İşin tuhaf, tuhaf olduğu kadar da Dünya Devletlerini ve milletlerini alıştırdıkları bu “zalimlerin hukuku” sisteminde, çifte standartlar silahların himayesindedirler. Yani gücü olan hukuku ve kuralı belirler mantığı dayatılmış, kabullenilmiş ve sineye çekilmiştir.

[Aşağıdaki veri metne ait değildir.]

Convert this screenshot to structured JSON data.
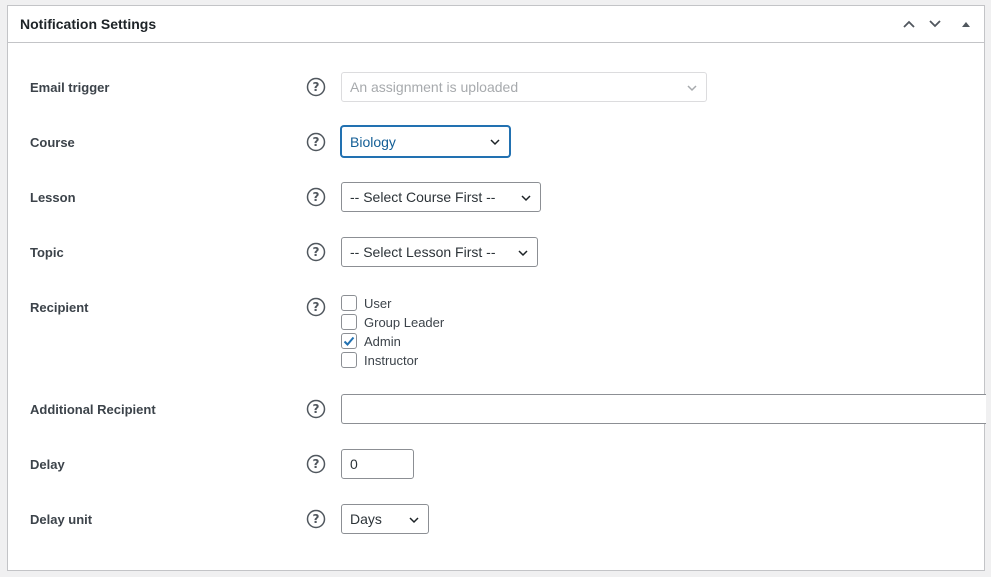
{
  "panel": {
    "title": "Notification Settings",
    "controls": {
      "move_up": "chevron-up-icon",
      "move_down": "chevron-down-icon",
      "toggle": "caret-up-icon"
    }
  },
  "fields": {
    "email_trigger": {
      "label": "Email trigger",
      "value": "An assignment is uploaded",
      "disabled": true
    },
    "course": {
      "label": "Course",
      "value": "Biology"
    },
    "lesson": {
      "label": "Lesson",
      "value": "-- Select Course First --"
    },
    "topic": {
      "label": "Topic",
      "value": "-- Select Lesson First --"
    },
    "recipient": {
      "label": "Recipient",
      "options": [
        {
          "label": "User",
          "checked": false
        },
        {
          "label": "Group Leader",
          "checked": false
        },
        {
          "label": "Admin",
          "checked": true
        },
        {
          "label": "Instructor",
          "checked": false
        }
      ]
    },
    "additional_recipient": {
      "label": "Additional Recipient",
      "value": ""
    },
    "delay": {
      "label": "Delay",
      "value": "0"
    },
    "delay_unit": {
      "label": "Delay unit",
      "value": "Days"
    }
  },
  "colors": {
    "accent": "#2271b1",
    "border": "#c3c4c7",
    "background": "#f0f0f1"
  }
}
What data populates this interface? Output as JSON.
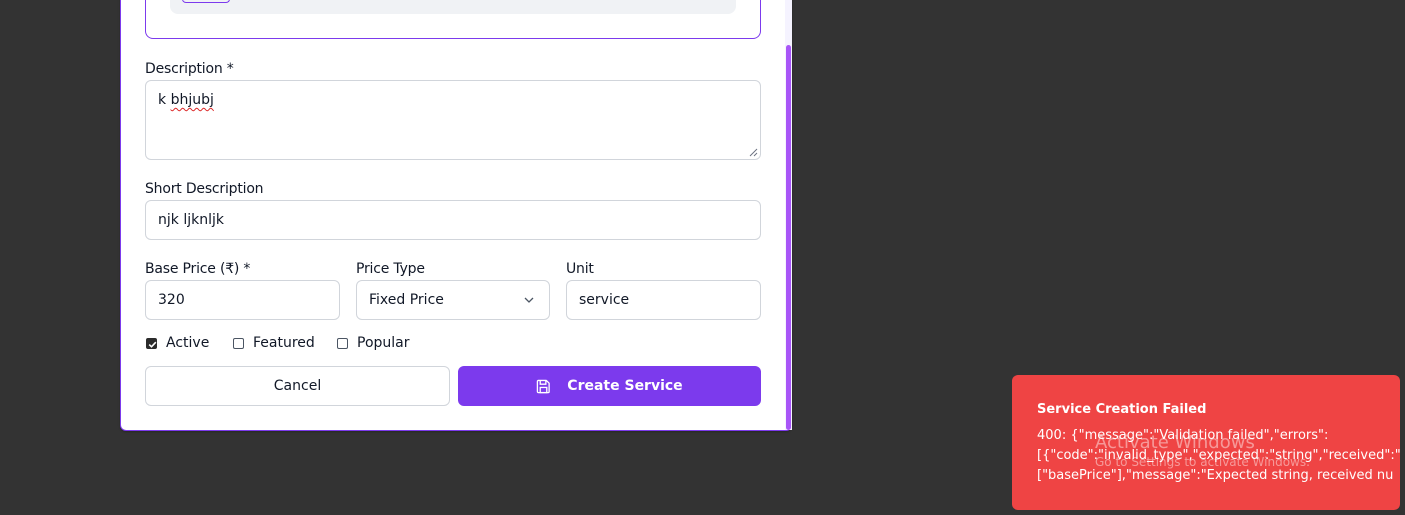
{
  "form": {
    "description": {
      "label": "Description *",
      "value_plain": "k ",
      "value_misspelled": "bhjubj"
    },
    "short_description": {
      "label": "Short Description",
      "value": "njk ljknljk"
    },
    "base_price": {
      "label": "Base Price (₹) *",
      "value": "320"
    },
    "price_type": {
      "label": "Price Type",
      "value": "Fixed Price"
    },
    "unit": {
      "label": "Unit",
      "value": "service"
    },
    "checkboxes": [
      {
        "label": "Active",
        "checked": true
      },
      {
        "label": "Featured",
        "checked": false
      },
      {
        "label": "Popular",
        "checked": false
      }
    ],
    "cancel_label": "Cancel",
    "create_label": "Create Service"
  },
  "toast": {
    "title": "Service Creation Failed",
    "message_lines": [
      "400: {\"message\":\"Validation failed\",\"errors\":",
      "[{\"code\":\"invalid_type\",\"expected\":\"string\",\"received\":\"",
      "[\"basePrice\"],\"message\":\"Expected string, received nu"
    ]
  },
  "watermark": {
    "title": "Activate Windows",
    "subtitle": "Go to Settings to activate Windows."
  },
  "colors": {
    "accent": "#7c3aed",
    "scrollbar": "#a855f7",
    "toast_bg": "#ef4444",
    "backdrop": "#333333"
  },
  "icons": {
    "save": "save-icon",
    "chevron": "chevron-down-icon",
    "check": "check-icon"
  }
}
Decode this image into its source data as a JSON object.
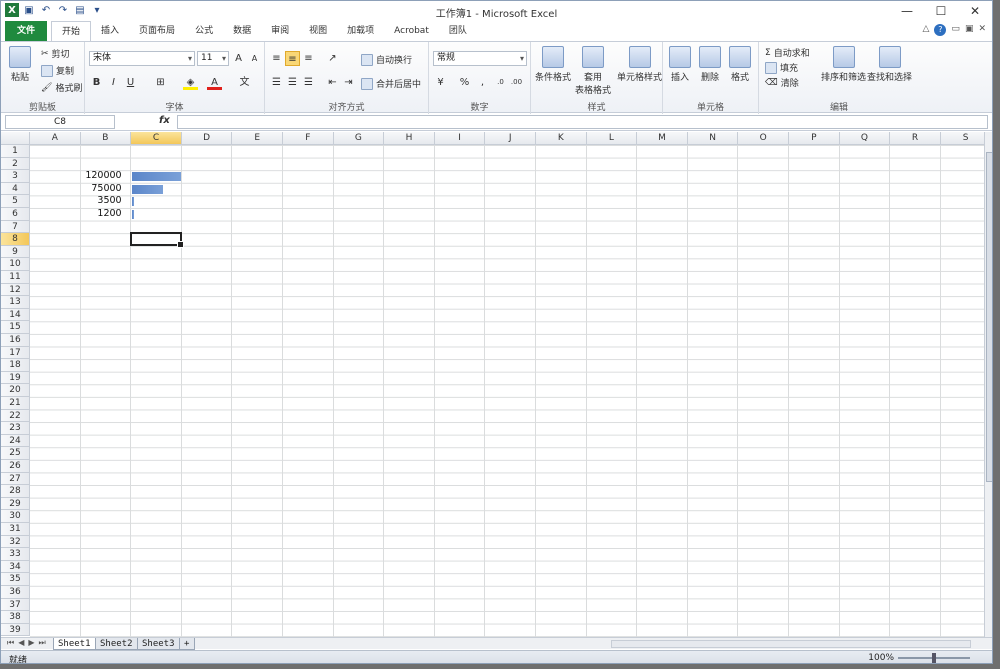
{
  "window": {
    "title": "工作簿1 - Microsoft Excel",
    "controls": [
      "—",
      "☐",
      "✕"
    ]
  },
  "qat": {
    "undo": "↶",
    "redo": "↷",
    "save": "💾"
  },
  "tabs": [
    "文件",
    "开始",
    "插入",
    "页面布局",
    "公式",
    "数据",
    "审阅",
    "视图",
    "加载项",
    "Acrobat",
    "团队"
  ],
  "ribbon": {
    "clipboard": {
      "paste": "粘贴",
      "cut": "剪切",
      "copy": "复制",
      "format_painter": "格式刷",
      "label": "剪贴板"
    },
    "font": {
      "name": "宋体",
      "size": "11",
      "bold": "B",
      "italic": "I",
      "underline": "U",
      "label": "字体"
    },
    "alignment": {
      "wrap": "自动换行",
      "merge": "合并后居中",
      "label": "对齐方式"
    },
    "number": {
      "format": "常规",
      "percent": "%",
      "comma": ",",
      "label": "数字"
    },
    "styles": {
      "conditional": "条件格式",
      "table_style_1": "套用",
      "table_style_2": "表格格式",
      "cell_style": "单元格样式",
      "label": "样式"
    },
    "cells": {
      "insert": "插入",
      "delete": "删除",
      "format": "格式",
      "label": "单元格"
    },
    "editing": {
      "autosum": "自动求和",
      "fill": "填充",
      "clear": "清除",
      "sort": "排序和筛选",
      "find": "查找和选择",
      "label": "编辑"
    }
  },
  "formula_bar": {
    "name_box": "C8",
    "fx": "fx",
    "value": ""
  },
  "columns": [
    "A",
    "B",
    "C",
    "D",
    "E",
    "F",
    "G",
    "H",
    "I",
    "J",
    "K",
    "L",
    "M",
    "N",
    "O",
    "P",
    "Q",
    "R",
    "S"
  ],
  "rows": [
    "1",
    "2",
    "3",
    "4",
    "5",
    "6",
    "7",
    "8",
    "9",
    "10",
    "11",
    "12",
    "13",
    "14",
    "15",
    "16",
    "17",
    "18",
    "19",
    "20",
    "21",
    "22",
    "23",
    "24",
    "25",
    "26",
    "27",
    "28",
    "29",
    "30",
    "31",
    "32",
    "33",
    "34",
    "35",
    "36",
    "37",
    "38",
    "39"
  ],
  "active_cell": {
    "col": "C",
    "row": "8"
  },
  "chart_data": {
    "type": "bar",
    "categories": [
      "B3",
      "B4",
      "B5",
      "B6"
    ],
    "values": [
      120000,
      75000,
      3500,
      1200
    ],
    "xlim": [
      0,
      120000
    ]
  },
  "sheets": [
    "Sheet1",
    "Sheet2",
    "Sheet3"
  ],
  "active_sheet": "Sheet1",
  "status": {
    "ready": "就绪",
    "zoom": "100%"
  }
}
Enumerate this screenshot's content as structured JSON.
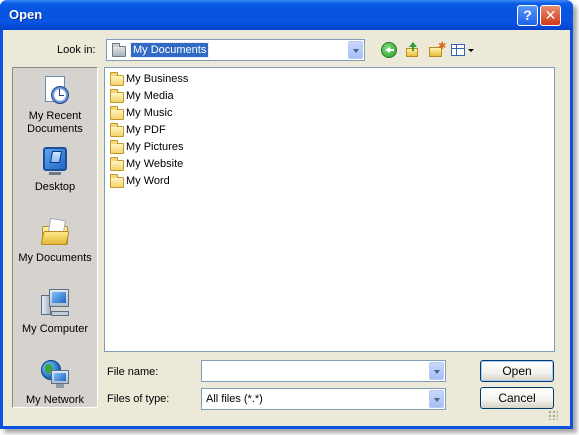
{
  "window": {
    "title": "Open",
    "help_button": "?",
    "close_button": "✕"
  },
  "toolbar": {
    "look_in_label": "Look in:",
    "look_in_value": "My Documents",
    "icons": [
      "back-icon",
      "up-folder-icon",
      "new-folder-icon",
      "views-menu-icon"
    ]
  },
  "places": [
    {
      "id": "recent",
      "label_line1": "My Recent",
      "label_line2": "Documents",
      "icon": "recent-documents-icon"
    },
    {
      "id": "desktop",
      "label_line1": "Desktop",
      "label_line2": "",
      "icon": "desktop-icon"
    },
    {
      "id": "mydocs",
      "label_line1": "My Documents",
      "label_line2": "",
      "icon": "my-documents-icon"
    },
    {
      "id": "computer",
      "label_line1": "My Computer",
      "label_line2": "",
      "icon": "my-computer-icon"
    },
    {
      "id": "network",
      "label_line1": "My Network",
      "label_line2": "",
      "icon": "my-network-icon"
    }
  ],
  "files": [
    {
      "name": "My Business"
    },
    {
      "name": "My Media"
    },
    {
      "name": "My Music"
    },
    {
      "name": "My PDF"
    },
    {
      "name": "My Pictures"
    },
    {
      "name": "My Website"
    },
    {
      "name": "My Word"
    }
  ],
  "footer": {
    "file_name_label": "File name:",
    "file_name_value": "",
    "file_type_label": "Files of type:",
    "file_type_value": "All files (*.*)",
    "open_button": "Open",
    "cancel_button": "Cancel"
  },
  "colors": {
    "title_bar": "#0a55e4",
    "dialog_face": "#ece9d8",
    "selection": "#316ac5"
  }
}
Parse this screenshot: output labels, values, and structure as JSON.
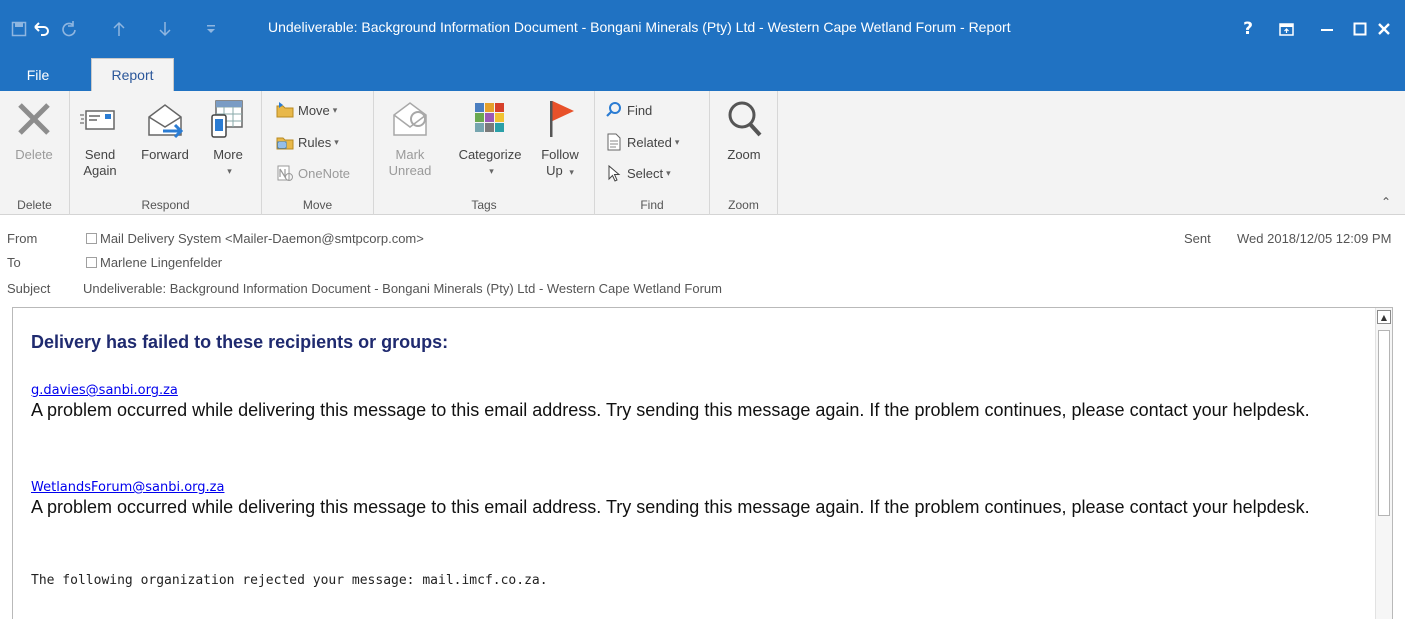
{
  "window": {
    "title": "Undeliverable: Background Information Document - Bongani Minerals (Pty) Ltd - Western Cape Wetland Forum - Report",
    "controls": {
      "help": "?",
      "restore_ribbon": "⊡",
      "minimize": "—",
      "maximize": "☐",
      "close": "✕"
    }
  },
  "qat": {
    "save": "save-icon",
    "undo": "undo-icon",
    "redo": "redo-icon",
    "up": "up-arrow-icon",
    "down": "down-arrow-icon",
    "customize": "customize-icon"
  },
  "tabs": [
    {
      "label": "File"
    },
    {
      "label": "Report"
    }
  ],
  "ribbon": {
    "groups": [
      {
        "label": "Delete"
      },
      {
        "label": "Respond"
      },
      {
        "label": "Move"
      },
      {
        "label": "Tags"
      },
      {
        "label": "Find"
      },
      {
        "label": "Zoom"
      }
    ],
    "delete": {
      "label": "Delete"
    },
    "send_again": {
      "line1": "Send",
      "line2": "Again"
    },
    "forward": {
      "label": "Forward"
    },
    "more": {
      "label": "More",
      "caret": "▾"
    },
    "move": {
      "label": "Move",
      "caret": "▾"
    },
    "rules": {
      "label": "Rules",
      "caret": "▾"
    },
    "onenote": {
      "label": "OneNote"
    },
    "mark_unread": {
      "line1": "Mark",
      "line2": "Unread"
    },
    "categorize": {
      "label": "Categorize",
      "caret": "▾"
    },
    "follow_up": {
      "line1": "Follow",
      "line2": "Up",
      "caret": "▾"
    },
    "find": {
      "label": "Find"
    },
    "related": {
      "label": "Related",
      "caret": "▾"
    },
    "select": {
      "label": "Select",
      "caret": "▾"
    },
    "zoom": {
      "label": "Zoom"
    },
    "collapse": "⌃"
  },
  "header": {
    "from_label": "From",
    "from_value": "Mail Delivery System <Mailer-Daemon@smtpcorp.com>",
    "to_label": "To",
    "to_value": "Marlene Lingenfelder",
    "subject_label": "Subject",
    "subject_value": "Undeliverable: Background Information Document - Bongani Minerals (Pty) Ltd - Western Cape Wetland Forum",
    "sent_label": "Sent",
    "sent_value": "Wed 2018/12/05 12:09 PM"
  },
  "body": {
    "heading": "Delivery has failed to these recipients or groups:",
    "recipients": [
      {
        "email": "g.davies@sanbi.org.za",
        "message": "A problem occurred while delivering this message to this email address. Try sending this message again. If the problem continues, please contact your helpdesk."
      },
      {
        "email": "WetlandsForum@sanbi.org.za",
        "message": "A problem occurred while delivering this message to this email address. Try sending this message again. If the problem continues, please contact your helpdesk."
      }
    ],
    "rejection_note": "The following organization rejected your message: mail.imcf.co.za."
  },
  "colors": {
    "titlebar": "#2072c2",
    "ribbon_bg": "#f3f3f3",
    "heading": "#1f2a6f",
    "link": "#0000ee",
    "follow_up_flag": "#e8512a"
  }
}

Doğu Akdeniz’de Türkiye’yi yok sayarak hazırlanan yağma, paylaşım (Sevilla) haritası tezleri, Türkiye’yi iç cephede meşgul eden FETÖ/gladyo ve bölücü çeteler ile bunların ABD ve AB destekli yerli hamilerinin desteği ile uzunca bir süre hayat bulmuş olsa da bu gayrı milli etkinin kamu vicdanında büyük oranda kırılması sonucu rahatlayan Türk Silahlı Kuvvetleri ve Devlet Aklı yoluna kararlılıkla devam edecektir, etmelidir.
Şimdi gelelim malum soruya “Ne işimiz var Libya’da? “İşte bu işimiz var Libya’da, kuralların, silahların gücü ile belirlendiği Dünya’da edilgen, boyun eğmiş ve itaatkâr dış politikalarla ancak “ölünmez ama kontrollü sürünülür”
Doğu Akdeniz ve Libya, Mustafa Kemal Atatürk’ün mazlum halkların rehberi olan, antiemperyalist, haktan ve hukuktan yana dünya görüşü ve politikalarının, tarihsel mirasımızın olumlu etkileriyle yeniden hayat bulduğu yerdir.